The latest version has been moved to https://github.com/futuregrid/panda
==============================
Source Code Repository for Panda Framework on GPUs/CPUs on Distributed Memory Syste
==============================
6/2012 - 3/2013
Hui Li
Department of Computer Science
Indiana University
Bloomington, Indiana
=========== About ============
Heterogeneous parallel system with multi processors and accelerators are becoming ubiquitous due to better costperformance and energy-efficiency. These heterogeneous processor architectures have different instruction sets and are optimized for either task-latency or throughput purposes. Challenges occur in regard to programmability and performance when coprocessing SPMD computations on heterogeneous architectures and cluster. In order to meet these challenges, we designed and implemented a runtime system with MapReduce interface that used for co-processing SPMD job on GPUs and CPUs simultaneously. We are proposing a hybrid MapReduce programming interface for the developer and leverage the two-level scheduling approach in order to efficiently schedule tasks with heterogeneous granularity on the GPUs and CPUs. Experimental results of Cmeans clustering, matrix multiplication and word count indicate that using all CPU cores increase the GPU performance by 11.5%, 5.1%, and 41.9% respectively.
== Installation&Deployment ==
-
Install NVIDIA CUDA Driver (available from http://www.nvidia.com/object/cuda_get.html)
Install NVIDIA CUDA Toolkit (available from http://www.nvidia.com/object/cuda_get.html)
Install NVIDIA CUDA SDK (available from http://www.nvidia.com/object/cuda_get.html)

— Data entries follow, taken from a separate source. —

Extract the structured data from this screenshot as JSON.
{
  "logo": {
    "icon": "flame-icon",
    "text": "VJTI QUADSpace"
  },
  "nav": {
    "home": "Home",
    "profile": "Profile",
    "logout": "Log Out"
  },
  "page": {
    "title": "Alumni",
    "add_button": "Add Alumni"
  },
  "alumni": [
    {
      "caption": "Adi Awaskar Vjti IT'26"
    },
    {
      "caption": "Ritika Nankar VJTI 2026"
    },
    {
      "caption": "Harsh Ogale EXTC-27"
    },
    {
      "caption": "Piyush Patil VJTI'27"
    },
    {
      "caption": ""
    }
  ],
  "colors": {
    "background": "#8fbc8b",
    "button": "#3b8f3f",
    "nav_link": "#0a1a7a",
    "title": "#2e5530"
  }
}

Checkout source code from Github repository into your Linux machine
-
Compiling the Panda Code (Linux)
$ cd ~/Panda_WordCount $ make
-
Compiling the CUDA Code (Windows)
We will provide the Windows vesions soon. Windows users should be able to use the included ".sln" Visual Studio solution file. Ensure that the
-
Running the Code
./panda_cmeans
============== License ===============
Copyright (c) 2012, Indiana University All rights reserved. Redistribution and use in source and binary forms, with or without modification, are permitted provided that the following conditions are met: 1) Redistributions of source code must retain the above copyright notice, this list of conditions and the following disclaimer. 2) Redistributions in binary form must reproduce the above copyright notice, this list of conditions and the following disclaimer in the documentation and/or other materials provided with the distribution.
THIS SOFTWARE IS PROVIDED BY THE COPYRIGHT HOLDERS AND CONTRIBUTORS "AS IS" AND ANY EXPRESS OR IMPLIED WARRANTIES, INCLUDING, BUT NOT LIMITED TO, THE IMPLIED WARRANTIES OF MERCHANTABILITY AND FITNESS FOR A PARTICULAR PURPOSE ARE DISCLAIMED. IN NO EVENT SHALL THE COPYRIGHT HOLDER OR CONTRIBUTORS BE LIABLE FOR ANY DIRECT, INDIRECT, INCIDENTAL, SPECIAL, EXEMPLARY, OR CONSEQUENTIAL DAMAGES (INCLUDING, BUT NOT LIMITED TO, PROCUREMENT OF SUBSTITUTE GOODS OR SERVICES; LOSS OF USE, DATA, OR PROFITS; OR BUSINESS INTERRUPTION) HOWEVER CAUSED AND ON ANY THEORY OF LIABILITY, WHETHER IN CONTRACT, STRICT LIABILITY, OR TORT (INCLUDING NEGLIGENCE OR OTHERWISE) ARISING IN ANY WAY OUT OF THE USE OF THIS SOFTWARE, EVEN IF ADVISED OF THE POSSIBILITY OF SUCH DAMAGE.